Snow still up over my boots, but a serious melt happening right now. The sky is full of clouds saying rain soon, rain soon, rain soon, as if that is a surprise. The earth is heavy with water right now, while on the other side of the earth, this rain, this snow, this water would be traded for gold.

So here I am.
Kate.
Snow still up over my boots, and life happening both above and below ground. Above ground, I turned 50. Della is growing fast, and teenagering already, and Doug is nearly ready for his seasons away at camp.  And I am not ready for that, not really. But here we are.

Below ground, I feel a little more stable. New medication holds the wolves of panic at bay. And I am returning slowly slowly to something that feels more like I used to. At least more like I used to.  But different. I'm different. And I can feel the change in my bones.

I do not want to live wary. (I choose this word, not warily)-- I do not want to live in fear.
I don't. I don't want to live waiting for the wolves to come and steal my happy, steal my autonomy, steal my sense of safety.  I don't want to feel as if my grip is tenuous. I want to feel strong and rooted and ready and able.
And I am shoring those up, digging deep, nourishing myself, and trying not to freak the fuck out when a windstorm comes and shakes the whole thing down and down and down.

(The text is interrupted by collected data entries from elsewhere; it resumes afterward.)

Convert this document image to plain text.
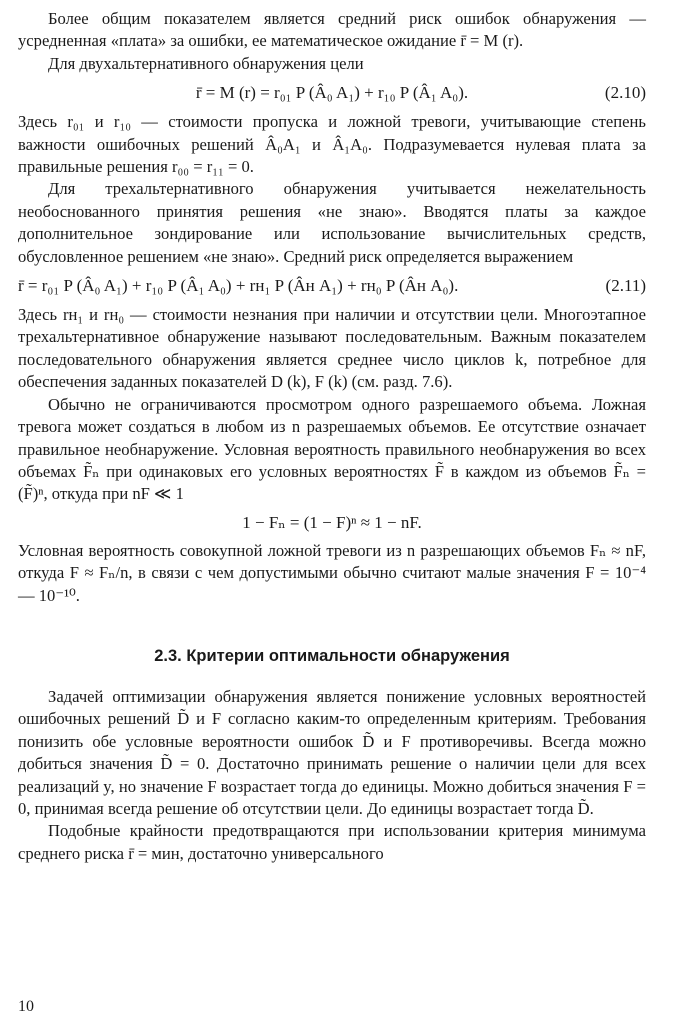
Более общим показателем является средний риск ошибок обнаружения — усредненная «плата» за ошибки, ее математическое ожидание r̄ = M (r).

Для двухальтернативного обнаружения цели

r̄ = M (r) = r₀₁ P (Â₀ A₁) + r₁₀ P (Â₁ A₀).	(2.10)

Здесь r₀₁ и r₁₀ — стоимости пропуска и ложной тревоги, учитывающие степень важности ошибочных решений Â₀A₁ и Â₁A₀. Подразумевается нулевая плата за правильные решения r₀₀ = r₁₁ = 0.

Для трехальтернативного обнаружения учитывается нежелательность необоснованного принятия решения «не знаю». Вводятся платы за каждое дополнительное зондирование или использование вычислительных средств, обусловленное решением «не знаю». Средний риск определяется выражением

r̄ = r₀₁ P (Â₀ A₁) + r₁₀ P (Â₁ A₀) + rн₁ P (Âн A₁) + rн₀ P (Âн A₀).	(2.11)

Здесь rн₁ и rн₀ — стоимости незнания при наличии и отсутствии цели. Многоэтапное трехальтернативное обнаружение называют последовательным. Важным показателем последовательного обнаружения является среднее число циклов k, потребное для обеспечения заданных показателей D (k), F (k) (см. разд. 7.6).

Обычно не ограничиваются просмотром одного разрешаемого объема. Ложная тревога может создаться в любом из n разрешаемых объемов. Ее отсутствие означает правильное необнаружение. Условная вероятность правильного необнаружения во всех объемах F̃ₙ при одинаковых его условных вероятностях F̃ в каждом из объемов F̃ₙ = (F̃)ⁿ, откуда при nF ≪ 1

1 − Fₙ = (1 − F)ⁿ ≈ 1 − nF.

Условная вероятность совокупной ложной тревоги из n разрешающих объемов Fₙ ≈ nF, откуда F ≈ Fₙ/n, в связи с чем допустимыми обычно считают малые значения F = 10⁻⁴ — 10⁻¹⁰.

2.3. Критерии оптимальности обнаружения

Задачей оптимизации обнаружения является понижение условных вероятностей ошибочных решений D̃ и F согласно каким-то определенным критериям. Требования понизить обе условные вероятности ошибок D̃ и F противоречивы. Всегда можно добиться значения D̃ = 0. Достаточно принимать решение о наличии цели для всех реализаций y, но значение F возрастает тогда до единицы. Можно добиться значения F = 0, принимая всегда решение об отсутствии цели. До единицы возрастает тогда D̃.

Подобные крайности предотвращаются при использовании критерия минимума среднего риска r̄ = мин, достаточно универсального

10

I want to tell you about parenting and how, at 50, I am still panging with whateveritis that hurts when pregnancies are announced, and when little ones are passed, arms to arms, and the beginnings, so sweet, leave a longing.  I want to tell you we talk about adopting and how, here I am, knees and soul creaky, imagining and not being able to imagine. Not with this child, not in this lifetime, and then I feel bad for feeling that. As if I should be open.  But my openness is to not knowing what will come. Right now my heart is open in the direction of a family member needing extra love. And maybe that is what I am built for, yes, extra love-- here and here and here and here.

I want to tell you I am working hard at work that pays me with people I love. And I want to say that that is enough. But it isn't. I want to be creating more, writing, learning, self-directing.  My financial fear is still in place, month by month, we make it. Have more than most on the planet, and yet, we are of that group that is one emergency away from catastrophe. So for now, I kiss the ground in gratitude, and make lists of things I want to do when I have time, when I allow myself time.

I want to tell you I am taking care of my body, eating well, and walking and spending time outside. But my last two foods were potato chips and potato chips, and I walked to get them at the kitchen counter but I don't think that counts.

I want to tell you that I am flourishing in this post infertility era, this mid life, this amazing life, and I am and I'm not. there is no post-infertility. there is no post loss. there is life after, yes, but it is never "post", it does not recede. it rides shotgun. and I have come to realize that is what this is. a companion of sorts, a thing that is part of my experience that is not undoable.

I want to stay and write all day, I ache for this ache ache ache for this
but now, the timer is going off, the one that keeps me on track (HA HA HA HA HA)
and, coincidentally, also means my egg is ready to eat. the one I have boiled and will peel and will imagine it is anything other than what it is.